Decade enough uncertainty for fenced hunting

INDIANAPOLIS – It’s a fight that has gone on too long. And it’s time for the General Assembly to end it.

The state and the operators of fenced deer hunting preserves have been at odds for a decade over whether the operations are legal and can be regulated. During that time, lawmakers have failed to weigh in.

The problem is that existing state law doesn’t speak directly to the preserves, which allow customers to pay fees for the right to shoot a deer that is captive on a fairly expansive, largely wooded piece of land.

So in 1995, the Department of Natural Resources tried to shut the preserves down.

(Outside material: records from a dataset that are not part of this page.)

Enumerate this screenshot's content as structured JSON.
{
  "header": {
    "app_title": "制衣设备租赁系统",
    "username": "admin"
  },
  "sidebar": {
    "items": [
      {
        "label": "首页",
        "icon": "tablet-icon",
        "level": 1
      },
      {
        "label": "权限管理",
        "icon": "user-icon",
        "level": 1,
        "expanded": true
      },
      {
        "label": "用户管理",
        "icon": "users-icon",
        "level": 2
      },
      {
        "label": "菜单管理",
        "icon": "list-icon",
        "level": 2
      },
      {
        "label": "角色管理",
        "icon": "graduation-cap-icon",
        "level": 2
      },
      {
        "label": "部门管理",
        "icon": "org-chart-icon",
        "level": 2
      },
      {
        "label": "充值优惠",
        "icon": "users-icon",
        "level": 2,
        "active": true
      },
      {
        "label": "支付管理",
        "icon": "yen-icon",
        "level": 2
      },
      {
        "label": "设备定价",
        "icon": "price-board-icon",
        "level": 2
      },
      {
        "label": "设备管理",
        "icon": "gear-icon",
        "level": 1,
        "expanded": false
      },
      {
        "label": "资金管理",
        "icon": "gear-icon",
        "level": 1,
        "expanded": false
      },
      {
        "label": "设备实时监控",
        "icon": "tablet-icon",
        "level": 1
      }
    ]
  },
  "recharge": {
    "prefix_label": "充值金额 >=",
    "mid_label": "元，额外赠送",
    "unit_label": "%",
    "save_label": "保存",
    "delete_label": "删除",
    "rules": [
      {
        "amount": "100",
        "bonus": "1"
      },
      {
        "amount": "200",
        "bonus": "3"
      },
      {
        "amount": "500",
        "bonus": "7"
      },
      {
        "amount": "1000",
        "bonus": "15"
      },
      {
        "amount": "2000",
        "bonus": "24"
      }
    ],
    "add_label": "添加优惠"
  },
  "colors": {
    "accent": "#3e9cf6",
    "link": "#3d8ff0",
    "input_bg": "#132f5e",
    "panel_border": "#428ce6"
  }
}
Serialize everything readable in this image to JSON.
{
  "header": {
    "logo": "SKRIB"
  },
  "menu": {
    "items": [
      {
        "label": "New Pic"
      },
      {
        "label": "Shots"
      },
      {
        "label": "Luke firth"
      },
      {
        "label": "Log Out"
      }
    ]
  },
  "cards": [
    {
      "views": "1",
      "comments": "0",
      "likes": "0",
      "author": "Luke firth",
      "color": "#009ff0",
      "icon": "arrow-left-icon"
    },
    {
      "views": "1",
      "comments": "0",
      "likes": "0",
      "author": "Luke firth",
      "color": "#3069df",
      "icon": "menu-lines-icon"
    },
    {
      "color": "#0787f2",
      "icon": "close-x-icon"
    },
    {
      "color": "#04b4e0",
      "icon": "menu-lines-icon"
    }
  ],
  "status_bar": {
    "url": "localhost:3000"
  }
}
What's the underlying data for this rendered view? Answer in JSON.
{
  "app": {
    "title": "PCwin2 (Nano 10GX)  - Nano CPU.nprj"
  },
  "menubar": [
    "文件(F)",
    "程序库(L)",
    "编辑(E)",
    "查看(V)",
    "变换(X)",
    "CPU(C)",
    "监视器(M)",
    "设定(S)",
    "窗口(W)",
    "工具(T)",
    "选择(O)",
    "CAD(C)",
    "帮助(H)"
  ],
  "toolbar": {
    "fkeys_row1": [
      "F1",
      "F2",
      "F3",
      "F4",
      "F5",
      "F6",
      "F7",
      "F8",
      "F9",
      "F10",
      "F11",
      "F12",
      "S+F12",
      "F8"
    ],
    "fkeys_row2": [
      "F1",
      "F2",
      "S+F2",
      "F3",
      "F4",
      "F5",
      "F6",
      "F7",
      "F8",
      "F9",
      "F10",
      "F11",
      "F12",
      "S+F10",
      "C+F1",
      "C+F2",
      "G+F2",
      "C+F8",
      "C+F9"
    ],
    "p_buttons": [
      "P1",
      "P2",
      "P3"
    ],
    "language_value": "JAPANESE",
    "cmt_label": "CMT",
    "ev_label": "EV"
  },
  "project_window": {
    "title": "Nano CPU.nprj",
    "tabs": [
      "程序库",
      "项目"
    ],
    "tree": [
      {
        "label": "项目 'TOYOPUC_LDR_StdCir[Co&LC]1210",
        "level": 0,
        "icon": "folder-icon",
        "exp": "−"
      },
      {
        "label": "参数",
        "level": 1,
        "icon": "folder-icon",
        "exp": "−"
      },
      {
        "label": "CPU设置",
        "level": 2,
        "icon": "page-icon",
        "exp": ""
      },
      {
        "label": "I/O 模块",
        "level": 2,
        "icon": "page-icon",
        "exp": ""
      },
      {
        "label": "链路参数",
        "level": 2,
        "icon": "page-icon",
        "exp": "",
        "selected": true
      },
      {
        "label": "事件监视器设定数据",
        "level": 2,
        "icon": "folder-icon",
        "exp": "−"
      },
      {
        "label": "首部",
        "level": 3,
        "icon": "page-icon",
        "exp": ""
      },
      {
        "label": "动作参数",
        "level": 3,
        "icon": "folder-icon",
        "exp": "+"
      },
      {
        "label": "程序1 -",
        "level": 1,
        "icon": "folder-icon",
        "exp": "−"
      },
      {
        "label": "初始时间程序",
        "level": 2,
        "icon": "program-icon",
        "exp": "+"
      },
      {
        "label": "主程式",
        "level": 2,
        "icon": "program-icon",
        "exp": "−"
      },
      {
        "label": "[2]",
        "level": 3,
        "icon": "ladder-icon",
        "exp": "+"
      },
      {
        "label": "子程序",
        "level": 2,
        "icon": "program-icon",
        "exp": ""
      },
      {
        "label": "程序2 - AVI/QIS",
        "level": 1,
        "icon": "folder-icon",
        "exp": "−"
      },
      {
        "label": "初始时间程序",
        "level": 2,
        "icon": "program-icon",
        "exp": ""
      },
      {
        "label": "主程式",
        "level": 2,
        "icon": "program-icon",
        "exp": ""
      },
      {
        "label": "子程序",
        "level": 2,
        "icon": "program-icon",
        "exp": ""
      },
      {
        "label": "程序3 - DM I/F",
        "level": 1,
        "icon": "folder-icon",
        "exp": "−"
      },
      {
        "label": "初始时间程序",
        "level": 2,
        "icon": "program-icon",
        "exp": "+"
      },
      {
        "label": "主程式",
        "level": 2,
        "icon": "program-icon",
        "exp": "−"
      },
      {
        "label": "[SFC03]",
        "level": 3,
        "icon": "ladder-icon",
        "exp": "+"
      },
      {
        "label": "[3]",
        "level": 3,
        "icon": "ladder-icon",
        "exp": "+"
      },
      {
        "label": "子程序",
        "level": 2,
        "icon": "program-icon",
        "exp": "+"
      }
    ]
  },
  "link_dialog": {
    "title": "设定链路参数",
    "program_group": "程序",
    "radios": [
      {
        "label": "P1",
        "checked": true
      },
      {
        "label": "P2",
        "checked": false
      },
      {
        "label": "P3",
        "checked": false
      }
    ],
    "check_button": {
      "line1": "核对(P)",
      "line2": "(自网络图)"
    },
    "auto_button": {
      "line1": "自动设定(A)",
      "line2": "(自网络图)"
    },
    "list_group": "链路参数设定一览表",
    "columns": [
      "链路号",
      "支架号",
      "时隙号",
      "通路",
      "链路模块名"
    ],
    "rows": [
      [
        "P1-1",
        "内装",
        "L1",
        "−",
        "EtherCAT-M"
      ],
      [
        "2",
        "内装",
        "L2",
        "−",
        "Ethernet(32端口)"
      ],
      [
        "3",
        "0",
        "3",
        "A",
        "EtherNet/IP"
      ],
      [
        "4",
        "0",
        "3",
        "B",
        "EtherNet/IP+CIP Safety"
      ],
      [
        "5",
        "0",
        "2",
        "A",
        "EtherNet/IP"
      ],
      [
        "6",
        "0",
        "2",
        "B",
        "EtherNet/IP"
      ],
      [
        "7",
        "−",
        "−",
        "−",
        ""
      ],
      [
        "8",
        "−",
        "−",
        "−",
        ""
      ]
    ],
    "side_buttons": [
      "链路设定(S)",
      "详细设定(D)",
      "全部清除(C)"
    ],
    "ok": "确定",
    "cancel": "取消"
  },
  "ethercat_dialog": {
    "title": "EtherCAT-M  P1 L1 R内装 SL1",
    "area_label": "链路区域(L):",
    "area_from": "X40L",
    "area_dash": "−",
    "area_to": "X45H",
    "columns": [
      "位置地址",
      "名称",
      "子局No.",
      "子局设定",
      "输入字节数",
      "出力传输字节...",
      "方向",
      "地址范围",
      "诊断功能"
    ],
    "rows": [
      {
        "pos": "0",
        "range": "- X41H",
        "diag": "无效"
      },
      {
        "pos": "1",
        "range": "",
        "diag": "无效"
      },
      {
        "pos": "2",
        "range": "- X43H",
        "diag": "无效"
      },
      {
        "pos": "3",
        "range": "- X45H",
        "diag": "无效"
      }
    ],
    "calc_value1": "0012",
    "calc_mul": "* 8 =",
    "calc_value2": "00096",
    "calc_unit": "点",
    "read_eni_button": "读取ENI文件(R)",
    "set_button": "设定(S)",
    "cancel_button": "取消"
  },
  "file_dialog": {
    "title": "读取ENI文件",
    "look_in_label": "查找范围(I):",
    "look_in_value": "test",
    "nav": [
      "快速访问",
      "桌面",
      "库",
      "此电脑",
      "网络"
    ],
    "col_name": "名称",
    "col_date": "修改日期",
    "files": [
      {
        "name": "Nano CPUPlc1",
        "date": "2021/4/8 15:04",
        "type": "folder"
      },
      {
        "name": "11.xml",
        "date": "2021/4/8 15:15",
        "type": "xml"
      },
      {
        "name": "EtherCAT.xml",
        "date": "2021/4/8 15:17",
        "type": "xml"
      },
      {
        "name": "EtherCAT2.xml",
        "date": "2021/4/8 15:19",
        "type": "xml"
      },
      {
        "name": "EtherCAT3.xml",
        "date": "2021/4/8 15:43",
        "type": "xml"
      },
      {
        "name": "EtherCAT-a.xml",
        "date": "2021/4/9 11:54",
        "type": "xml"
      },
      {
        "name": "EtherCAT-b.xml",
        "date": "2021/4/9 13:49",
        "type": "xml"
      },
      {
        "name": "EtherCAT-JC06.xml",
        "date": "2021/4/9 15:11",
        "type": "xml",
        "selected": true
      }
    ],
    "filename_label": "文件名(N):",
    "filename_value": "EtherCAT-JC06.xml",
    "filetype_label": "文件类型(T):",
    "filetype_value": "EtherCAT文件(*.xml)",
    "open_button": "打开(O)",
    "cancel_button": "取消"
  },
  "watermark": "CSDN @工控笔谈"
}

But one of them – Whitetail Bluff in Harrison County – sued, and 10 years later, an appeals court said the DNR had no authority to regulate the operations, therefore leaving them in business.

Attorney General Greg Zoeller recently asked the Indiana Supreme Court to overturn that decision, a move he said preserves the DNR’s rights in the legal challenge.

But Zoeller said something else.

He doesn’t actually want the court to decide whether fenced hunting is legal or not in Indiana. He wants the General Assembly to make the decision and he called on lawmakers to get busy doing it.

In a news release, Zoeller said he doesn’t have an opinion about what the legislature should do.

But Zoeller noted in the release that “it’s important that legislators resolve the impasse one way or another and enact a new statute that directly addresses either high-fenced hunting specifically or hunting privately-owned wild animals more generally.”

No doubt.

Leaving the issue in limbo isn’t fair to anyone involved – not the owners of the preserves who have been operating in limbo all these years, not hunting groups who’ve been arguing fenced hunting is immoral and not the state regulators who have been trying to figure out how to interpret state law in a way that protects Indiana’s people and its wildlife.

The issue is not simply about the morality of hunting. Critics of the fenced preserves say that captive deer are also more likely to carry diseases that can cause problems for the state’s wild herds. Preserve owners say that’s not true and that they spend more time and money checking and caring for their deer than is ever spent dealing with wild animals.

Regardless, the legislature’s lack of clarity on the issue means there are no real rules to help minimize whatever risks exist.

It’s not that the General Assembly hasn’t tried. Lawmakers have debated the issue year after year – sometimes over bills that would have banned the operations completely and sometimes over legislation to legalize and regulate them. In some years, legislative leaders have killed the bills in deference to ongoing lawsuits. In other years, the courts have delayed rulings in deference to the General Assembly.

Last year lawmakers came close to a decision. But a bill to legalize the preserves died in the Senate when only 25 of the 50 members voted yes – one shy of the majority needed to pass the bill.


It’s time for the General Assembly to decide one way or another.

The House has passed a bill to legalize the existing operations and let the DNR and the State Board of Animal Health regulate them. Senate President Pro Tem David Long, R-Fort Wayne, is now holding that bill, waiting for a proposal he considers fair and reasonable.

Meanwhile, no rules govern the operations.

“It appears that we are looking at a Wild West situation if we don’t do something,” Sen. Carlin Yoder, R-Middlebury, said last year. “If we don’t act, anything could go.”

And that’s just not a good idea for anyone.